A la Maison blanche, on ne se trompe pas sur la portée de l’événement. « La tournée de Chavez agace les Etats-Unis », titre LE FIGARO (Paris), qui y voit une « provocation » (sic) et du « folklore » : « La provocation est montée d’un cran dimanche, avec la tournée lancée par Hugo Chavez en Biélorussie, en Russie, au Qatar, en Iran, au Vietnam et au Mali. Le président vénézuélien a profité de sa première étape à Minsk auprès du président biélorusse, Alexandre Loukachenko, une des bêtes noires des Etats-Unis, pour conspuer le capitalisme. Au-delà du folklore, ce qui inquiète plus la Maison-Blanche est sa visite aujourd’hui à Moscou, où il devrait concrétiser l’achat de 30 avions de chasse russe Sukhoï et de 30 hélicoptères. Puis son arrivée à Téhéran, le Venezuela étant un des seuls pays d’Amérique latine à s’opposer aux actions de l’ONU sur le dossier nucléaire iranien. La tournée de Chavez a pour objectif principal de rallier des voix en faveur de la candidature du Venezuela au Conseil de sécurité de l’ONU. Washington y est fermement opposé, et a poussé le Guatemala à se présenter au nom de l’Amérique latine. Le gagnant doit emporter plus de 128 votes à l’automne. Caracas compte déjà sur les voix des membres du Mercosur, du Caricom (l’union des Caraïbes), de l’Union africaine et de la Ligue arabe ».

FRONT MONDIAL ANTI-AMERICAIN

Au cours de la visite qu’il avait effectué à Minsk à la fin du mois de juin pour préparer la venue de son frère, Adan Chavez avait annoncé contre qui jouerait l’ « équipe combative » biélorusso-vénézuélienne : « Nous avons un ennemi commun qui entend s’opposer à la réalisation de nos objectifs. Le Venezuela unit les efforts de la communauté internationale contre le diktat des Etats-Unis », avait déclaré alors le frère du Président vénézuélien.

Ce Front mondial anti-américain qui se met en place à Minsk et à Caracas, deux hommes, deux précurseurs, deux prophètes, l’ont pensé, théorisé, espéré dès les années 60. Il s’agissait du Général Peron, le leader latino-américain dont Chavez est l’héritier direct, et de son ami Jean Thiriart, le fondateur de notre Organisation communautariste européenne. Ainsi, en 1967, dans les colonnes de LA NATION EUROPEENNE, que nous publions encore aujourd’hui, Jean Thiriart lançait, avec le soutien de Peron, l’idée du « Front anti-américain quadricontinental » (*). Il proclamait que face à un adversaire surpuissant il faut se battre groupé, il faut, comme il le disait de manière imagée, chasser l’impérialisme en meute. Et peu importe dans celle-ci la couleur de chaque loup.

Au sein de ce front, une solidarité étroite unit le combat des Patriotes européens, en lutte pour la libération et l’unification du continent, et celui des Patriotes latino-américains.
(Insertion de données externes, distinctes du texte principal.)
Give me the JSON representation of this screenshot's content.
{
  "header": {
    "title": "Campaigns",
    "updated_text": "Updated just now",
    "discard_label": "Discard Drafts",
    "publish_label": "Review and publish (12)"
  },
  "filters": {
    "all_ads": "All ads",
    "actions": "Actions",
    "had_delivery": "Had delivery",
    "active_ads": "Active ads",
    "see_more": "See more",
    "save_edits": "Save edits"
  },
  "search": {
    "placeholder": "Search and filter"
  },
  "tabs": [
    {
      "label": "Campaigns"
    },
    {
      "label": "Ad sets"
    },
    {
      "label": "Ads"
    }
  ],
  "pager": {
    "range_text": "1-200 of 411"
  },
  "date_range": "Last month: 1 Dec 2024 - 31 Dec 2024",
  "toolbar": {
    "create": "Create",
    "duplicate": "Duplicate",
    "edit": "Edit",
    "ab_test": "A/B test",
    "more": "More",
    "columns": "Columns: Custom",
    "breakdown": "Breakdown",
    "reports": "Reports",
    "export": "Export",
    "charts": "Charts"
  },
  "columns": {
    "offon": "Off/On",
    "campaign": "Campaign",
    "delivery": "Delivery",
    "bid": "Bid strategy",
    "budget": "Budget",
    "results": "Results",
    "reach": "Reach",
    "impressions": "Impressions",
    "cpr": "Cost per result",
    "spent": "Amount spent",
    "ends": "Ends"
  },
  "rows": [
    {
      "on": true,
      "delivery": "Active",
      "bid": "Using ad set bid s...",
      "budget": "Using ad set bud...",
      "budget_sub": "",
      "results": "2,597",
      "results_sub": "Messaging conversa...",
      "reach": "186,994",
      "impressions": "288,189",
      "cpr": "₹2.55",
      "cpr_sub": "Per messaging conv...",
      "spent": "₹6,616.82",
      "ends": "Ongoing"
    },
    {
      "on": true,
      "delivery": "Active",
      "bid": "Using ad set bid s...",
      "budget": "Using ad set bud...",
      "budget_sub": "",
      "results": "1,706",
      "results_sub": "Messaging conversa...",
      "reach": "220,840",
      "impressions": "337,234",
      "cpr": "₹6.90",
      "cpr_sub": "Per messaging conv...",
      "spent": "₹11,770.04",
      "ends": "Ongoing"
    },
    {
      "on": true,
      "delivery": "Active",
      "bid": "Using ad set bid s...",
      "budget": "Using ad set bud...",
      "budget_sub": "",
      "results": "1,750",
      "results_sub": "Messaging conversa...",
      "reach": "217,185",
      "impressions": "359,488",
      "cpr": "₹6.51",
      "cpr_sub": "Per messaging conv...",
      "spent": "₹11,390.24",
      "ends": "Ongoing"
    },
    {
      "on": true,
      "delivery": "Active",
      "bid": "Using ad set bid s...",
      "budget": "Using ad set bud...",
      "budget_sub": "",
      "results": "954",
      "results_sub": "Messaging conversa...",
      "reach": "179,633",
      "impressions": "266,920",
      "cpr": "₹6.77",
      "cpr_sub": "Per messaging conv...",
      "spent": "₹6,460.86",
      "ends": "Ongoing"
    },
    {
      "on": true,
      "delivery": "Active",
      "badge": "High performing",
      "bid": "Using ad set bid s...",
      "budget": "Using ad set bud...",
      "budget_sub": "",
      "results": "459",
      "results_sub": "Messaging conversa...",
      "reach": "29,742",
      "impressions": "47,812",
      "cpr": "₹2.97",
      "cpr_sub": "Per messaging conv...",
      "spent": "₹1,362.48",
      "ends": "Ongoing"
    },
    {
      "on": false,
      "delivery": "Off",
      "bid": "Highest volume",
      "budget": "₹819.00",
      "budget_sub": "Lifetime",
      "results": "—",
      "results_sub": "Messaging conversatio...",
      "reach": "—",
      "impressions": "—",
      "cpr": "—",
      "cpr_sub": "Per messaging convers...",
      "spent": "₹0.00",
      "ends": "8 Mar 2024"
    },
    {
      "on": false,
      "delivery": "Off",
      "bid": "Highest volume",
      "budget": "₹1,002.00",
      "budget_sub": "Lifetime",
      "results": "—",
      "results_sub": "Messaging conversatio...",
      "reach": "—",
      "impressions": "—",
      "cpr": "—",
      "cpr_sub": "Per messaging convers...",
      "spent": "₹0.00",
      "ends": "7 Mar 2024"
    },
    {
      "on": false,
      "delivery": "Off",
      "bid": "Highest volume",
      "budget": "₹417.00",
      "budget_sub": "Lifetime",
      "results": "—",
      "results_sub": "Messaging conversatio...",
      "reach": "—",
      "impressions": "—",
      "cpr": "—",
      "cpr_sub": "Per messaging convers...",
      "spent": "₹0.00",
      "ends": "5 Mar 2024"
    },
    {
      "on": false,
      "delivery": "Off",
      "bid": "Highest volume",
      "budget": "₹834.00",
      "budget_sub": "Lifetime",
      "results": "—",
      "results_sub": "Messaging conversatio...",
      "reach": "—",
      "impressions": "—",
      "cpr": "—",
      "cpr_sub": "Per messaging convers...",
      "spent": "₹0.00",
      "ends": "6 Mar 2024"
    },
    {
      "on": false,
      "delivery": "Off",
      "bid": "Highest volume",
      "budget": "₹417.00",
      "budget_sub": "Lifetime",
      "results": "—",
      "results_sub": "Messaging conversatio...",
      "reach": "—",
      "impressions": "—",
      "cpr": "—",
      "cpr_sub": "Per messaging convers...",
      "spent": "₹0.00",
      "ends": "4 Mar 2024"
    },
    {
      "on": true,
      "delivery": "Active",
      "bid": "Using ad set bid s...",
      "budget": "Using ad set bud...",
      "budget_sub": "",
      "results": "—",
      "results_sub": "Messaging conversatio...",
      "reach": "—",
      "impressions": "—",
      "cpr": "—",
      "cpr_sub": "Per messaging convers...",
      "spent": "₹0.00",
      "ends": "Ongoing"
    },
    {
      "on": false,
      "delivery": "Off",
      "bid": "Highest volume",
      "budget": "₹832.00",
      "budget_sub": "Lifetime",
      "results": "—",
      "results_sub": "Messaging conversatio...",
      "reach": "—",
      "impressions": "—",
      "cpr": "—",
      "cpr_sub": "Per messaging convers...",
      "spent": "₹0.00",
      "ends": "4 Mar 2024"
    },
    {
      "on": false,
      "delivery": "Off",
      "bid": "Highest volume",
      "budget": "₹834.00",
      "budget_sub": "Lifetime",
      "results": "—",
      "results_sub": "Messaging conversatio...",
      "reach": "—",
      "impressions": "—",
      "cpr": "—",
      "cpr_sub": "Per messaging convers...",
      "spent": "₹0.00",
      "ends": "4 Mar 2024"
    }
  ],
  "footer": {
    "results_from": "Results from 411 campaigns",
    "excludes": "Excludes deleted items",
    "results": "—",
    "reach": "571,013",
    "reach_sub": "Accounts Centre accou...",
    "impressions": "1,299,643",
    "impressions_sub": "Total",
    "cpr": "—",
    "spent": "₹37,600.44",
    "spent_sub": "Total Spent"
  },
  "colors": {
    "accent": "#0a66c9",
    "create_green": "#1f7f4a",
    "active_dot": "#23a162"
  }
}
C’était aussi l’avis du Général Juan PERON, le grand révolutionnaire argentin. Dans les années 60, celui-ci avait manifesté publiquement son soutien actif à nos thèses. Dans LA NATION EUROPEENNE (décembre 1968), il écrivait ce qui suit : « Il faut considérer que l’unification doit être le principal objectif de tous ceux qui luttent pour une même cause. Je dis unification et non union ou association. Ce qu’il faut, c’est s’intégrer. Parce que nous aurons bientôt l’occasion d’agir, et pour une action efficace il faut être intégrés et pas seulement associés (…) Je suis partisan des alliances tactiques, selon la formule : les ennemis de nos ennemis sont nos amis ».

A l’heure où Chavez et Lukashenko réalisent cette unité anti-impérialiste, souvenons-nous des nôtres qui l’ont annoncée !

 

Luc MICHEL

 

(Sources : BELTA / Minsk, ROSBALT / Russie, NOVOSTI, KOMMERSANT / Moscou, Le Monde, Le Monde Diplomatique, Le Figaro, « Le retour de la Russie » de Michel GURFINKEL et Vladimir FEDOROVSKI)

(*) Lire « POUR UNE VISION GLOBALE DU COMBAT ANTI-IMPERIALISTE ! POUR LE FRONT QUADRICONTINENTAL UNITAIRE DE LA CAUSE DES PEUPLES ! », PCN-INFOS HEBDO du 27 décembre 2004.